Effects of extreme freshwater events and perkinsus marinus on crassostrea virginica stress response

Estuarine salinity is one of the most important factors affecting oyster (Crassostrea virginica) growth and Perkinsus marinus disease characteristics. The combined effect of increased freshwater inflows and P. marinus infection on oyster physiology is important to understand for improving the predictions of oyster response to increasing climate variability. This study determined the effects of rapid declines in salinity, such as those oysters experience after a strong storm or flood, and P. marinus infection on the scope for growth of oysters from the Laguna Madre, a hypersaline estuarine system. Scope for growth was assessed by determining clearance rate, absorption efficiency, ammonia excretion rate, and oxygen consumption rate for oysters at six salinity treatments: 10, 15, 20, 25, 30, and 35. Salinity did not have a significant effect on clearance rate, absorption efficiency, or oxygen consumption rate, but did significantly affect the rate of ammonia excretion. Scope for growth ranged from 37.25 J hr-1 g dry weight-1 to 867.46 J hr-1 g dry weight-1, and demonstrated a decreasing trend from the lowest to highest salinity treatments, indicating reduced growth potential with increasing salinity. Perkinsus marinus infection intensity ranged from low to moderately heavy, but did not have a significant effect on oyster scope for growth.

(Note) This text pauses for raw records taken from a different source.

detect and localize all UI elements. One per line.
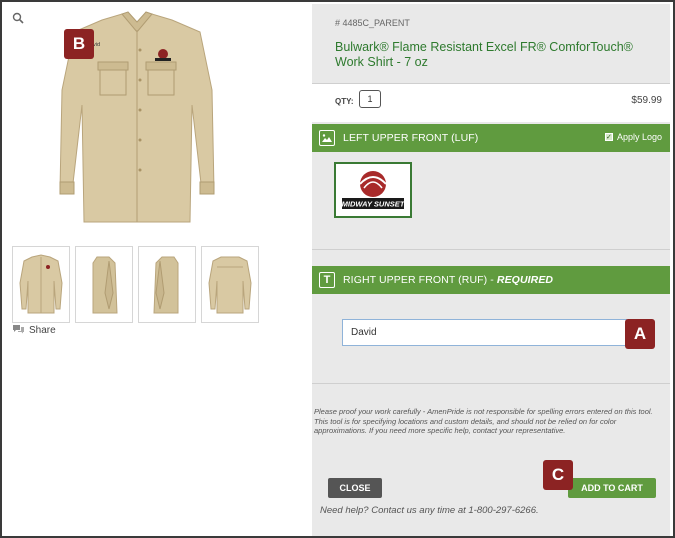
annotation-badge-c: C bbox=[543, 460, 573, 490]
product-price: $59.99 bbox=[631, 95, 662, 106]
close-button[interactable]: CLOSE bbox=[328, 478, 382, 498]
image-icon bbox=[319, 130, 335, 146]
product-customizer-window: David Share B # 4485C_PARENT Bulwark® Fl… bbox=[0, 0, 675, 538]
share-link[interactable]: Share bbox=[12, 324, 56, 337]
ruf-text-input[interactable]: David bbox=[342, 319, 627, 346]
quantity-input[interactable]: 1 bbox=[359, 90, 381, 108]
apply-logo-toggle[interactable]: ✓ Apply Logo bbox=[604, 132, 662, 142]
logo-text: MIDWAY SUNSET bbox=[342, 200, 406, 209]
share-icon bbox=[12, 324, 25, 337]
apply-logo-checkbox[interactable]: ✓ bbox=[604, 133, 613, 141]
thumbnail-back[interactable] bbox=[201, 246, 259, 323]
zoom-icon[interactable] bbox=[12, 11, 24, 24]
apply-logo-label: Apply Logo bbox=[616, 132, 662, 142]
qty-label: QTY: bbox=[335, 97, 354, 106]
thumbnail-side-left[interactable] bbox=[75, 246, 133, 323]
customization-panel: # 4485C_PARENT Bulwark® Flame Resistant … bbox=[312, 4, 670, 536]
selected-logo[interactable]: MIDWAY SUNSET bbox=[334, 162, 412, 218]
section-label-luf: LEFT UPPER FRONT (LUF) bbox=[343, 132, 479, 144]
section-label-ruf: RIGHT UPPER FRONT (RUF) - bbox=[343, 274, 497, 286]
annotation-badge-a: A bbox=[625, 319, 655, 349]
section-header-luf[interactable]: LEFT UPPER FRONT (LUF) ✓ Apply Logo bbox=[312, 124, 670, 152]
share-label: Share bbox=[29, 325, 56, 336]
add-to-cart-button[interactable]: ADD TO CART bbox=[568, 478, 656, 498]
product-title: Bulwark® Flame Resistant Excel FR® Comfo… bbox=[335, 40, 633, 69]
product-header: # 4485C_PARENT Bulwark® Flame Resistant … bbox=[312, 4, 670, 84]
disclaimer-text: Please proof your work carefully - AmenP… bbox=[314, 407, 653, 435]
section-label-ruf-wrap: RIGHT UPPER FRONT (RUF) - REQUIRED bbox=[343, 274, 553, 286]
help-text: Need help? Contact us any time at 1-800-… bbox=[320, 505, 539, 516]
thumbnail-strip bbox=[12, 246, 259, 323]
footer-area: CLOSE ADD TO CART Need help? Contact us … bbox=[312, 450, 670, 536]
section-body-luf: MIDWAY SUNSET bbox=[312, 152, 670, 250]
thumbnail-side-right[interactable] bbox=[138, 246, 196, 323]
thumbnail-front[interactable] bbox=[12, 246, 70, 323]
text-icon: T bbox=[319, 272, 335, 288]
annotation-badge-b: B bbox=[64, 29, 94, 59]
required-label: REQUIRED bbox=[496, 274, 554, 286]
product-sku: # 4485C_PARENT bbox=[335, 18, 410, 28]
section-header-ruf[interactable]: T RIGHT UPPER FRONT (RUF) - REQUIRED bbox=[312, 266, 670, 294]
quantity-row: QTY: 1 $59.99 bbox=[312, 84, 670, 122]
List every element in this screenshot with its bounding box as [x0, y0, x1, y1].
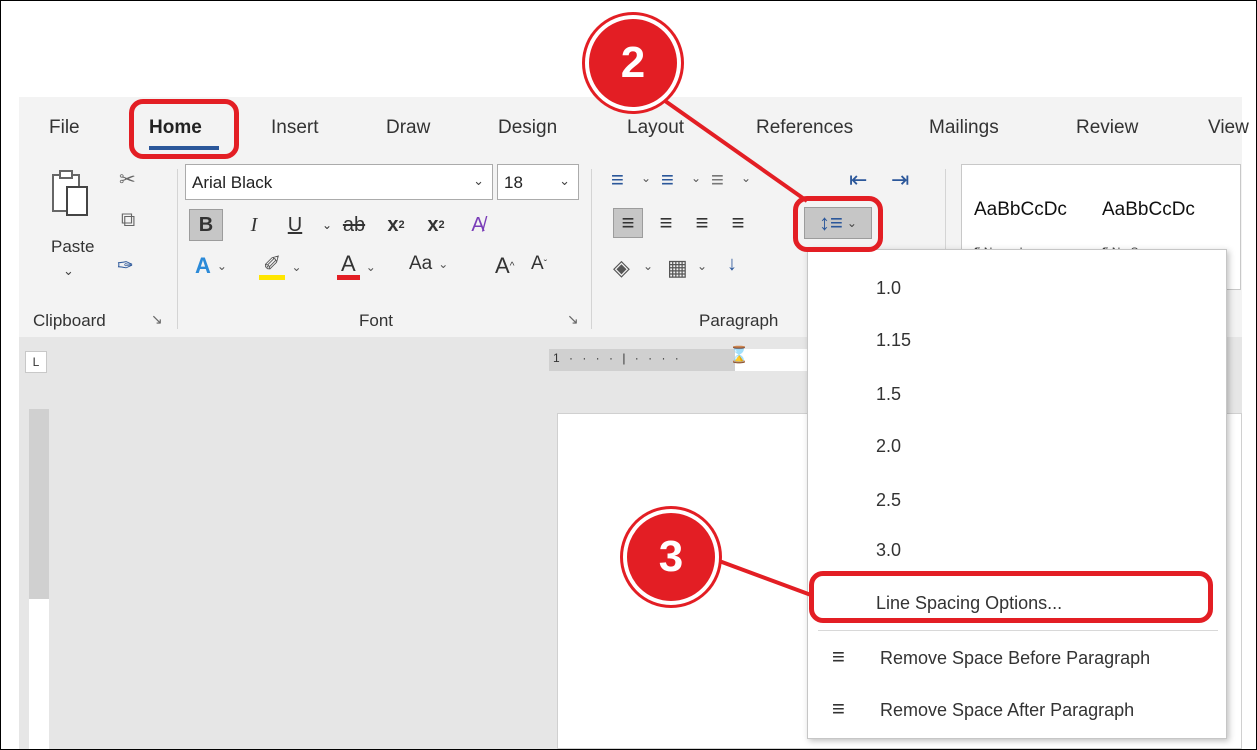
align-left-button[interactable]: ≡	[613, 208, 643, 238]
font-name-value: Arial Black	[192, 173, 273, 192]
paste-button[interactable]: Paste	[51, 237, 94, 257]
window-frame: File Home Insert Draw Design Layout Refe…	[0, 0, 1257, 750]
line-spacing-option-3-0[interactable]: 3.0	[876, 540, 901, 561]
remove-space-after-item[interactable]: Remove Space After Paragraph	[880, 700, 1134, 721]
group-separator	[591, 169, 592, 329]
tab-selector[interactable]: L	[25, 351, 47, 373]
decrease-indent-icon[interactable]: ⇤	[849, 167, 867, 193]
increase-indent-icon[interactable]: ⇥	[891, 167, 909, 193]
chevron-down-icon[interactable]: ⌄	[366, 260, 376, 274]
tab-file[interactable]: File	[49, 117, 80, 139]
font-size-combobox[interactable]: 18 ⌄	[497, 164, 579, 200]
underline-button[interactable]: U	[283, 209, 307, 241]
tab-draw[interactable]: Draw	[386, 117, 430, 139]
font-launcher-icon[interactable]: ↘	[567, 311, 579, 328]
vertical-ruler-margin	[29, 409, 49, 599]
strikethrough-button[interactable]: ab	[339, 209, 369, 241]
change-case-button[interactable]: Aa ⌄	[409, 253, 448, 275]
font-name-combobox[interactable]: Arial Black ⌄	[185, 164, 493, 200]
chevron-down-icon[interactable]: ⌄	[697, 259, 707, 273]
shading-icon[interactable]: ◈	[613, 255, 630, 281]
menu-divider	[818, 630, 1218, 631]
grow-font-button[interactable]: A ^	[495, 253, 514, 279]
superscript-button[interactable]: x2	[421, 209, 451, 241]
bullets-icon[interactable]: ≡	[611, 167, 624, 193]
clear-formatting-icon[interactable]: A̸	[465, 209, 491, 241]
home-tab-highlight	[129, 99, 239, 159]
tab-design[interactable]: Design	[498, 117, 557, 139]
highlight-color-button[interactable]: ✐ ⌄	[259, 253, 302, 280]
chevron-down-icon[interactable]: ⌄	[319, 209, 335, 241]
style-no-spacing[interactable]: AaBbCcDc	[1102, 199, 1195, 221]
clipboard-group-label: Clipboard	[33, 311, 106, 330]
group-separator	[177, 169, 178, 329]
style-normal[interactable]: AaBbCcDc	[974, 199, 1067, 221]
horizontal-ruler-ticks: 1 · · · · | · · · ·	[553, 351, 682, 365]
subscript-button[interactable]: x2	[381, 209, 411, 241]
tab-layout[interactable]: Layout	[627, 117, 684, 139]
remove-space-before-item[interactable]: Remove Space Before Paragraph	[880, 648, 1150, 669]
remove-space-before-icon: ≡	[832, 644, 845, 669]
justify-button[interactable]: ≡	[723, 208, 753, 238]
font-color-icon: A	[337, 253, 360, 280]
font-size-value: 18	[504, 173, 523, 192]
line-spacing-highlight	[793, 196, 883, 252]
line-spacing-menu: 1.0 1.15 1.5 2.0 2.5 3.0 Line Spacing Op…	[807, 249, 1227, 739]
remove-space-after-icon: ≡	[832, 696, 845, 721]
line-spacing-option-2-0[interactable]: 2.0	[876, 436, 901, 457]
paragraph-group-label: Paragraph	[699, 311, 779, 330]
superscript-label: x	[427, 213, 439, 236]
line-spacing-option-2-5[interactable]: 2.5	[876, 490, 901, 511]
chevron-down-icon[interactable]: ⌄	[473, 173, 484, 189]
line-spacing-option-1-15[interactable]: 1.15	[876, 330, 911, 351]
chevron-down-icon[interactable]: ⌄	[641, 171, 651, 185]
bold-button[interactable]: B	[189, 209, 223, 241]
step-2-badge: 2	[585, 15, 681, 111]
clipboard-launcher-icon[interactable]: ↘	[151, 311, 163, 328]
sort-icon[interactable]: ↓	[727, 253, 737, 276]
highlighter-icon: ✐	[259, 253, 286, 280]
align-center-button[interactable]: ≡	[651, 208, 681, 238]
chevron-down-icon[interactable]: ⌄	[438, 257, 448, 271]
tab-review[interactable]: Review	[1076, 117, 1138, 139]
tab-mailings[interactable]: Mailings	[929, 117, 999, 139]
italic-button[interactable]: I	[241, 209, 267, 241]
line-spacing-option-1-0[interactable]: 1.0	[876, 278, 901, 299]
change-case-label: Aa	[409, 253, 433, 274]
shrink-font-label: A	[531, 253, 544, 274]
font-group-label: Font	[359, 311, 394, 330]
paste-options-chevron-icon[interactable]: ⌄	[63, 263, 74, 279]
paste-icon[interactable]	[51, 169, 89, 219]
align-right-button[interactable]: ≡	[687, 208, 717, 238]
subscript-label: x	[387, 213, 399, 236]
chevron-down-icon[interactable]: ⌄	[217, 259, 227, 273]
tab-references[interactable]: References	[756, 117, 853, 139]
chevron-down-icon[interactable]: ⌄	[559, 173, 570, 189]
cut-icon[interactable]: ✂	[119, 167, 136, 192]
format-painter-icon[interactable]: ✑	[117, 253, 134, 278]
grow-font-label: A	[495, 253, 510, 278]
step-3-badge: 3	[623, 509, 719, 605]
line-spacing-option-1-5[interactable]: 1.5	[876, 384, 901, 405]
tab-insert[interactable]: Insert	[271, 117, 319, 139]
chevron-down-icon[interactable]: ⌄	[691, 171, 701, 185]
tab-view[interactable]: View	[1208, 117, 1249, 139]
shrink-font-button[interactable]: Aˇ	[531, 253, 547, 275]
copy-icon[interactable]: ⧉	[121, 209, 135, 232]
text-effects-button[interactable]: A ⌄	[195, 253, 227, 279]
borders-icon[interactable]: ▦	[667, 255, 688, 281]
text-effects-icon: A	[195, 253, 211, 278]
font-color-button[interactable]: A ⌄	[337, 253, 376, 280]
chevron-down-icon[interactable]: ⌄	[291, 260, 301, 274]
line-spacing-options-highlight	[809, 571, 1213, 623]
chevron-down-icon[interactable]: ⌄	[643, 259, 653, 273]
numbering-icon[interactable]: ≡	[661, 167, 674, 193]
chevron-down-icon[interactable]: ⌄	[741, 171, 751, 185]
indent-marker-icon[interactable]: ⌛	[729, 345, 749, 365]
multilevel-list-icon[interactable]: ≡	[711, 167, 724, 193]
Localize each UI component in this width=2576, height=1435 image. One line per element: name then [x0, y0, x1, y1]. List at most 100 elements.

Oyster condition index increased with increasing salinity treatment, likely reflecting Laguna Madre oyster tolerance for high salinities. Regardless, oysters experiencing rapid reductions in salinity demonstrated increased physiological function compared to oysters that remained at the control salinity 35, indicating that the normally high salinities of the Laguna Madre may not present optimal conditions for oyster growth. Results of this study improve understanding of oyster response to rapid decreases in salinity conditions influenced by human and climate-driven changes.